Volume 2017 | Article ID 3738046 | https://doi.org/10.1155/2017/3738046

Thermal Sensor Circuit Using Thermography for Temperature-Controlled Laser Hyperthermia

Shinsuke Nomura,¹Masashi Arake,²Yuji Morimoto,²Hironori Tsujimoto,¹Hiromi Miyazaki,³Daizoh Saitoh,³Nariyoshi Shinomiya,²Kazuo Hase,¹Junji Yamamoto,¹and Hideki Ueno¹

Academic Editor: Guanghao Sun

Received09 Jun 2017

Revised19 Aug 2017

Accepted29 Aug 2017

Published09 Oct 2017

Abstract

Laser hyperthermia is a powerful therapeutic modality that suppresses the growth of proliferative lesions. In hyperthermia, the optimal temperature range is dependent on the disease; thus, a temperature-driven laser output control system is desirable.

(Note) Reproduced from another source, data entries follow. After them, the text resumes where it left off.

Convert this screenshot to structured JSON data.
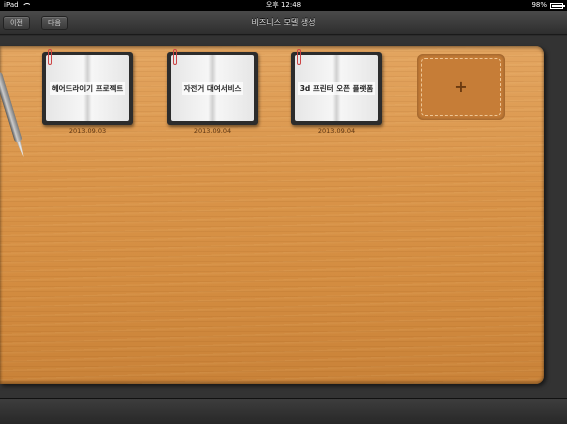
{
  "status_bar": {
    "device": "iPad",
    "time": "오후 12:48",
    "battery": "98%"
  },
  "nav": {
    "prev_label": "이전",
    "next_label": "다음",
    "title": "비즈니스 모델 생성"
  },
  "notebooks": [
    {
      "title": "헤어드라이기 프로젝트",
      "date": "2013.09.03"
    },
    {
      "title": "자전거 대여서비스",
      "date": "2013.09.04"
    },
    {
      "title": "3d 프린터 오픈 플랫폼",
      "date": "2013.09.04"
    }
  ],
  "add_button": {
    "icon": "+"
  },
  "colors": {
    "wood": "#d99449",
    "nav_bg": "#3a3a3a",
    "date_text": "#5a3412"
  }
}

Such a laser output control system, integrated with a thermal sensor circuit based on thermography, has been established. In this study, the feasibility of the developed system was examined by irradiating mouse skin. The system is composed of a thermograph, a thermal sensor circuit (PC and microcontroller), and an infrared laser. Based on the maximum temperature in the laser-irradiated area acquired every 100 ms during irradiation, the laser power was controlled such that the maximum temperature was maintained at a preset value. Temperature-controlled laser hyperthermia using the thermal sensor circuit was shown to suppress temperature fluctuations during irradiation (SD ~ 0.14°C) to less than 1/10 of those seen without the thermal sensor circuit (SD ~ 1.6°C). The thermal sensor circuit was able to satisfactorily stabilize the temperature at the preset value. This system can therefore provide noncontact laser hyperthermia with the ability to maintain a constant temperature in the irradiated area.

1. Introduction

Laser hyperthermia (LH) is a promising and minimally invasive therapy used in various medical fields. The therapeutic indications of LH include superficial lesions such as neoplasm [1], plantar warts [2], condyloma acuminata [3], or human papillomavirus-infected skin [4]. In the field of orthopedic surgery, it has been reported that LH promotes bone healing for fractures and is suitable for treating osteoarthritis [5, 6].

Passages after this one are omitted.